Our Savior applied this principle. When He faced the woman taken in adultery, Jesus spoke the comforting words of tolerance: “Neither do I condemn thee.” Then, as He sent her away, He spoke the commanding words of truth: “Go, and sin no more” (John 8:11). We should all be edified and strengthened by this example of speaking both tolerance and truth: kindness in the communication but firmness in the truth.
The gospel of Jesus Christ is a message of love, hope, compassion and redemption. The glory of this message is that we can become like the Savior by giving away all of our sins to know Him—not by trying to change the definition of sin to fit our desires.
The Challenges of Judging and Becoming
The goal of this life, then, it to learn how to judge between what is right and what is wrong. If we want to become more like our Savior, we need to understand how this can be accomplished. Elder Oaks explained:
… The Final Judgment is not just an evaluation of a sum total of good and evil acts—what we have done. It is an acknowledgment of the final effect of our acts and thoughts—what we have become. It is not enough for anyone just to go through the motions. The commandments, ordinances, and covenants of the gospel are not a list of deposits required to be made in some heavenly account. The gospel of Jesus Christ is a plan that shows us how to become what our Heavenly Father desires us to become.

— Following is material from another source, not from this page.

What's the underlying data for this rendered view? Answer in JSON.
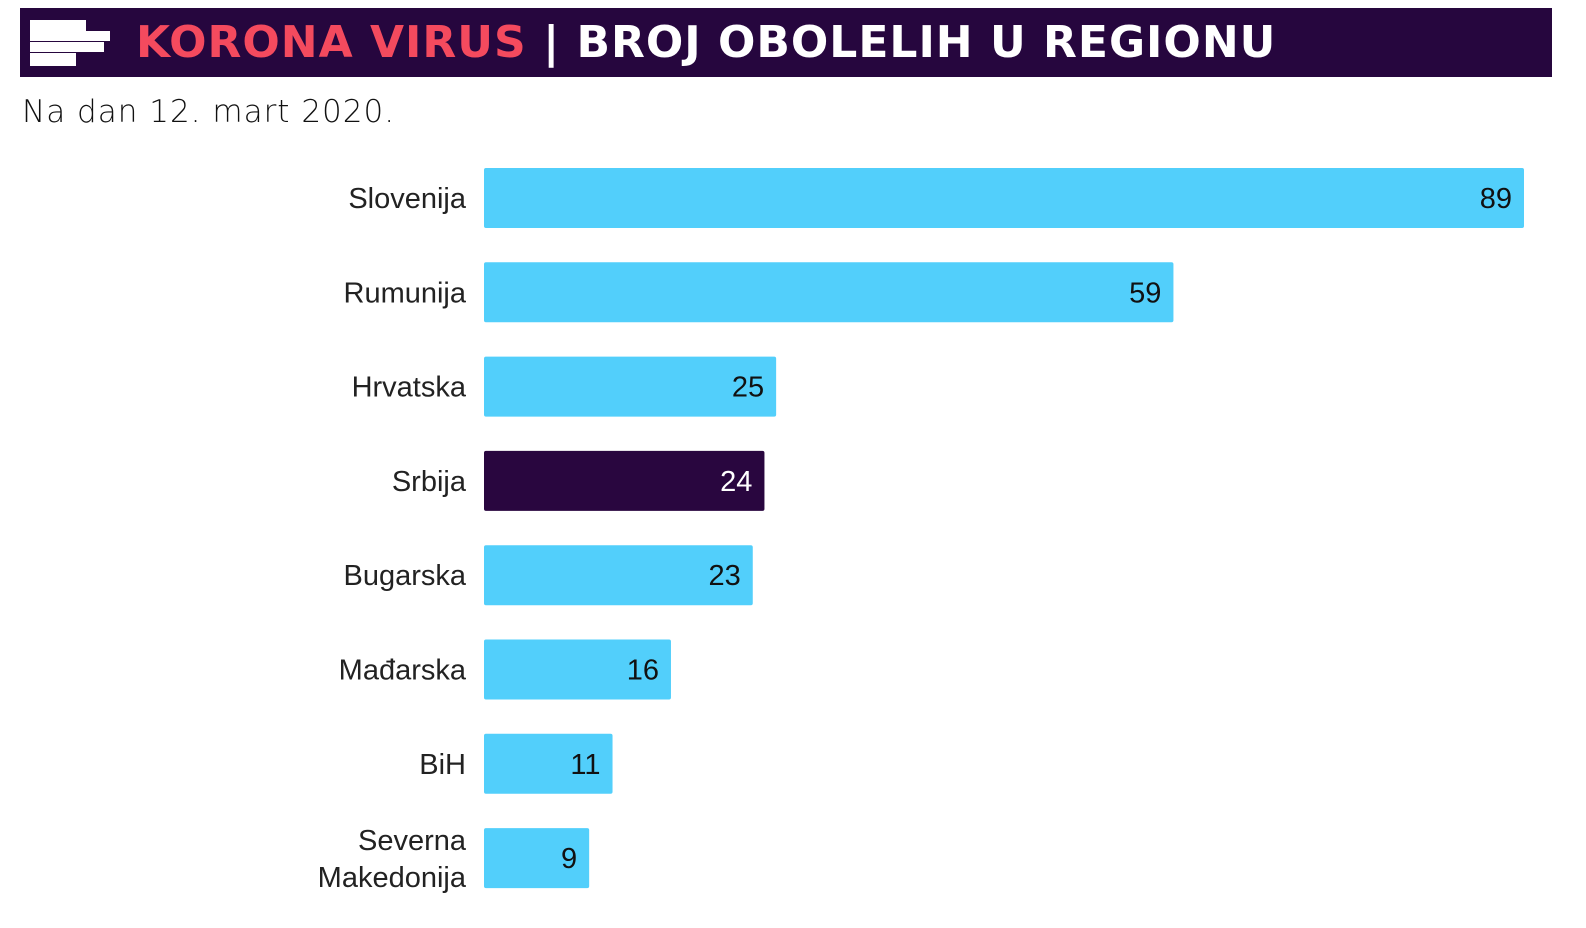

This begins by learning to choose the correct path to follow. And this is where the challenge of judging in the appropriate way comes in. Elder Oaks said:
We all make judgments in choosing our friends, in choosing how we will spend our time and our money, and, of course, in choosing an eternal companion. … Whenever possible we will refrain from judging people and only judge situations. This is essential whenever we attempt to act upon different standards than others with whom we must associate—at home, at work, or in the community. We can set and act upon high standards for ourselves or our homes without condemning those who do otherwise.